The case concerned a woman working as a receptionist at the Belgium security and surveillance company G4S Secure Solution. After having worked there for three years, she declared that, in the future, she would wear a religious headscarf at work. This was contrary to the company's general prohibition against wear of religious, political or philosophical symbols at work, and the woman was therefore dismissed as she refused to remove the headscarf.

The Advocate-General: Religious symbols may be deposited in the wardrobe

In the proposal, the Advocate-General stated that the employee had not been subject to direct discrimination as the company had a general prohibition against wear of visible religious symbols. However, the employee was subject to indirect discrimination due to religion.

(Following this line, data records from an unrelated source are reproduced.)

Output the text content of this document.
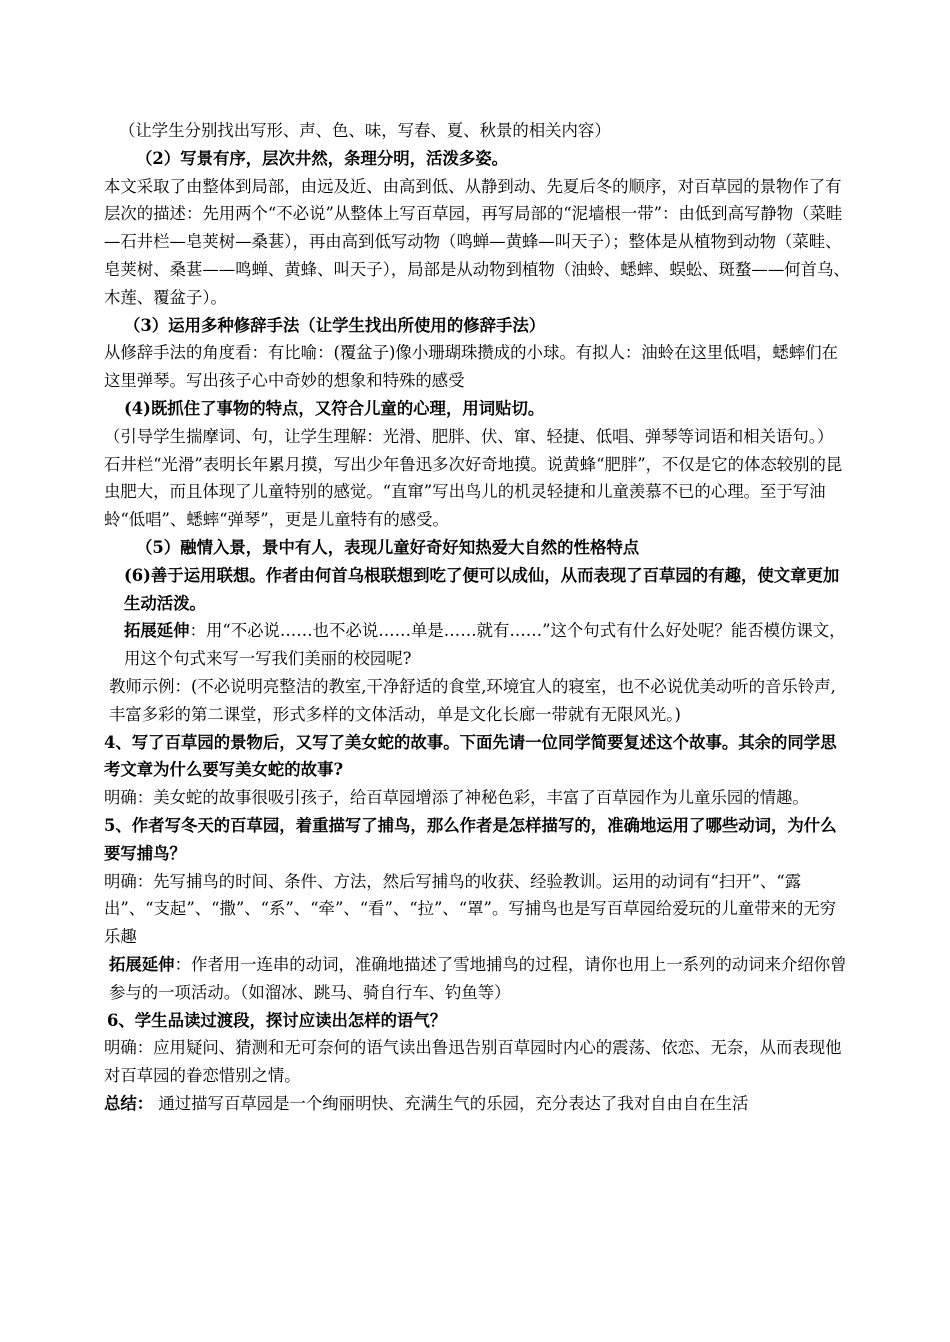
（让学生分别找出写形、声、色、味，写春、夏、秋景的相关内容）

（2）写景有序，层次井然，条理分明，活泼多姿。

本文采取了由整体到局部，由远及近、由高到低、从静到动、先夏后冬的顺序，对百草园的景物作了有层次的描述：先用两个“不必说”从整体上写百草园，再写局部的“泥墙根一带”：由低到高写静物（菜畦—石井栏—皂荚树—桑葚），再由高到低写动物（鸣蝉—黄蜂—叫天子）；整体是从植物到动物（菜畦、皂荚树、桑葚——鸣蝉、黄蜂、叫天子），局部是从动物到植物（油蛉、蟋蟀、蜈蚣、斑蝥——何首乌、木莲、覆盆子）。

（3）运用多种修辞手法（让学生找出所使用的修辞手法）

从修辞手法的角度看：有比喻：(覆盆子)像小珊瑚珠攒成的小球。有拟人：油蛉在这里低唱，蟋蟀们在这里弹琴。写出孩子心中奇妙的想象和特殊的感受

(4)既抓住了事物的特点，又符合儿童的心理，用词贴切。

（引导学生揣摩词、句，让学生理解：光滑、肥胖、伏、窜、轻捷、低唱、弹琴等词语和相关语句。）

石井栏“光滑”表明长年累月摸，写出少年鲁迅多次好奇地摸。说黄蜂“肥胖”，不仅是它的体态较别的昆虫肥大，而且体现了儿童特别的感觉。“直窜”写出鸟儿的机灵轻捷和儿童羡慕不已的心理。至于写油蛉“低唱”、蟋蟀“弹琴”，更是儿童特有的感受。

（5）融情入景，景中有人，表现儿童好奇好知热爱大自然的性格特点

(6)善于运用联想。作者由何首乌根联想到吃了便可以成仙，从而表现了百草园的有趣，使文章更加生动活泼。

拓展延伸：用“不必说……也不必说……单是……就有……”这个句式有什么好处呢？能否模仿课文，用这个句式来写一写我们美丽的校园呢?

教师示例：(不必说明亮整洁的教室,干净舒适的食堂,环境宜人的寝室，也不必说优美动听的音乐铃声,丰富多彩的第二课堂，形式多样的文体活动，单是文化长廊一带就有无限风光。)

4、写了百草园的景物后，又写了美女蛇的故事。下面先请一位同学简要复述这个故事。其余的同学思考文章为什么要写美女蛇的故事?

明确：美女蛇的故事很吸引孩子，给百草园增添了神秘色彩，丰富了百草园作为儿童乐园的情趣。

5、作者写冬天的百草园，着重描写了捕鸟，那么作者是怎样描写的，准确地运用了哪些动词，为什么要写捕鸟？

明确：先写捕鸟的时间、条件、方法，然后写捕鸟的收获、经验教训。运用的动词有“扫开”、“露出”、“支起”、“撒”、“系”、“牵”、“看”、“拉”、“罩”。写捕鸟也是写百草园给爱玩的儿童带来的无穷乐趣

拓展延伸：作者用一连串的动词，准确地描述了雪地捕鸟的过程，请你也用上一系列的动词来介绍你曾参与的一项活动。（如溜冰、跳马、骑自行车、钓鱼等）

6、学生品读过渡段，探讨应读出怎样的语气？

明确：应用疑问、猜测和无可奈何的语气读出鲁迅告别百草园时内心的震荡、依恋、无奈，从而表现他对百草园的眷恋惜别之情。

总结： 通过描写百草园是一个绚丽明快、充满生气的乐园，充分表达了我对自由自在生活
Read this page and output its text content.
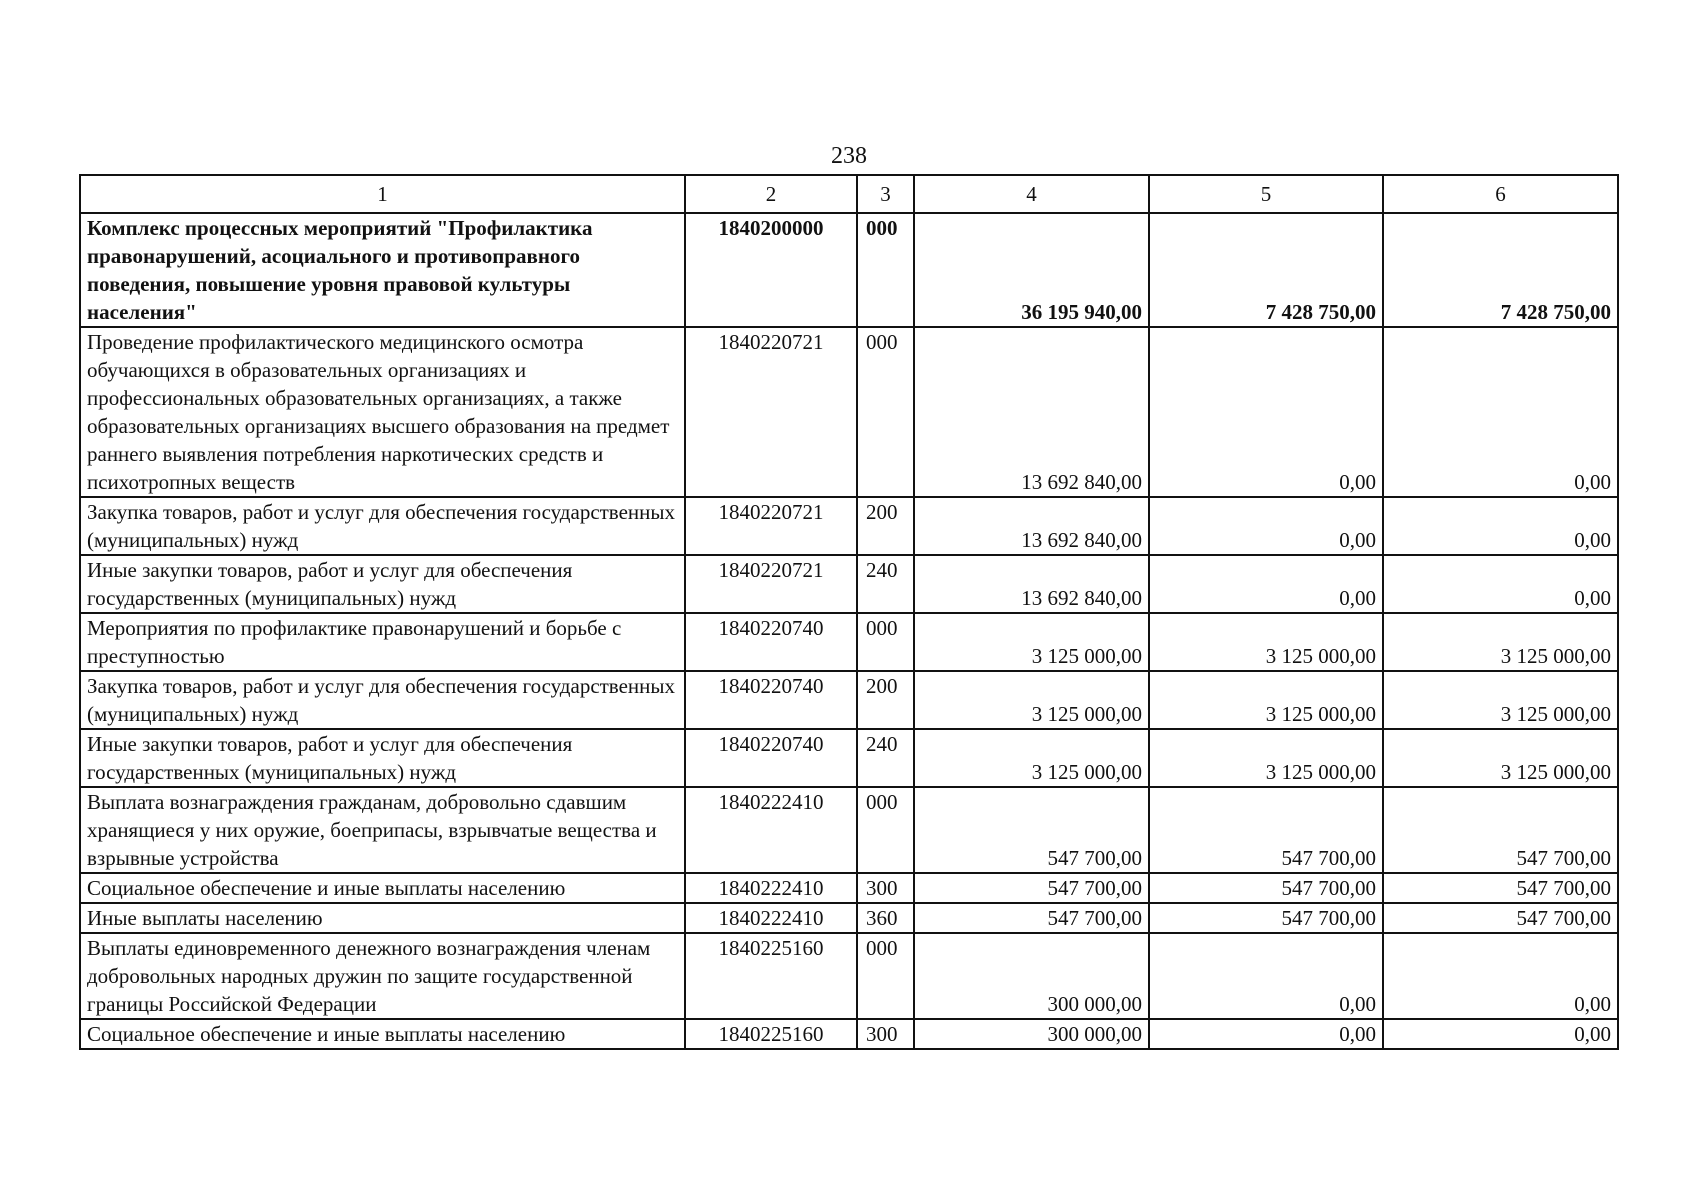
238
1	2	3	4	5	6
Комплекс процессных мероприятий "Профилактика правонарушений, асоциального и противоправного поведения, повышение уровня правовой культуры населения"	1840200000	000	36 195 940,00	7 428 750,00	7 428 750,00
Проведение профилактического медицинского осмотра обучающихся в образовательных организациях и профессиональных образовательных организациях, а также образовательных организациях высшего образования на предмет раннего выявления потребления наркотических средств и психотропных веществ	1840220721	000	13 692 840,00	0,00	0,00
Закупка товаров, работ и услуг для обеспечения государственных (муниципальных) нужд	1840220721	200	13 692 840,00	0,00	0,00
Иные закупки товаров, работ и услуг для обеспечения государственных (муниципальных) нужд	1840220721	240	13 692 840,00	0,00	0,00
Мероприятия по профилактике правонарушений и борьбе с преступностью	1840220740	000	3 125 000,00	3 125 000,00	3 125 000,00
Закупка товаров, работ и услуг для обеспечения государственных (муниципальных) нужд	1840220740	200	3 125 000,00	3 125 000,00	3 125 000,00
Иные закупки товаров, работ и услуг для обеспечения государственных (муниципальных) нужд	1840220740	240	3 125 000,00	3 125 000,00	3 125 000,00
Выплата вознаграждения гражданам, добровольно сдавшим хранящиеся у них оружие, боеприпасы, взрывчатые вещества и взрывные устройства	1840222410	000	547 700,00	547 700,00	547 700,00
Социальное обеспечение и иные выплаты населению	1840222410	300	547 700,00	547 700,00	547 700,00
Иные выплаты населению	1840222410	360	547 700,00	547 700,00	547 700,00
Выплаты единовременного денежного вознаграждения членам добровольных народных дружин по защите государственной границы Российской Федерации	1840225160	000	300 000,00	0,00	0,00
Социальное обеспечение и иные выплаты населению	1840225160	300	300 000,00	0,00	0,00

However, indirect discrimination may be legal if the prohibition is justified by a legitimate purpose to pursue a policy on religious neutrality at the workplace. According to the Advocate-General, it is a commercially legitimate purpose to pursue a policy on religious neutrality.

In relation to the principle of proportionality, the Advocate-General stated that the company's prohibition against wear of religious symbols was not an excessive encroachment on the employee's right to practice her religion. In this connection, the Advocate-General stated:

"As an employee cannot leave his/her gender, colour, ethnic origin, sexual orientation, age or disablement "in the wardrobe" when entering the employer's premises, you could demand that the employer takes up a cautious attitude to the employee's practice of his/her religion [...]"

The Advocate-General thereby seems to establish a difference between the protected criteria that are "unchangeable" and the criteria that the employee may tone down or hide.

According to the Advocate-General, it is also important how eye-catching the symbol is, the employee's position and tasks and whether there is a duty to be neutral or to practice a specific religion. Finally, the Advocate-General stated that, in member states where the constitution lays down that the church and the state are separated, the right to wear religious symbols may be subject to more strict limitations than in member states where state and religion are not separated.

In line with Danish case law

Previously, similar problems were heard by the European Court of Human Rights and the Supreme Court.

In a recent ruling from the European Court of Human Rights, the court stated that a Christian woman working at British Airways' check-in was entitled to wear a visible cross as it was discrete. The restriction in the woman's freedom of religion was therefore contrary to human rights.

The case law of the Danish Supreme Court seems to be in accordance with the Advocate-General's proposal. In the so-called Føtex case from 2005, which is very similar to the Belgian case, the Supreme Court found that it was not contrary to the Anti-Discrimination Act or human rights to dismiss an employee who insisted on wearing a Muslim headscarf contrary to the company's general dress code, which applied to and was consistently enforced vis-à-vis all employees.

Discrimination due to religion and restrictions in the freedom of religion are only legal under human rights and the EU principle on prohibition against discrimination if the purpose is legitimate and the measures are proportionate.
It is important to note that the Advocate-General's proposal is not binding on the European Court of Justice, and the court may come to another result.

We will, of course, follow up on the matter, as soon as the ruling is available.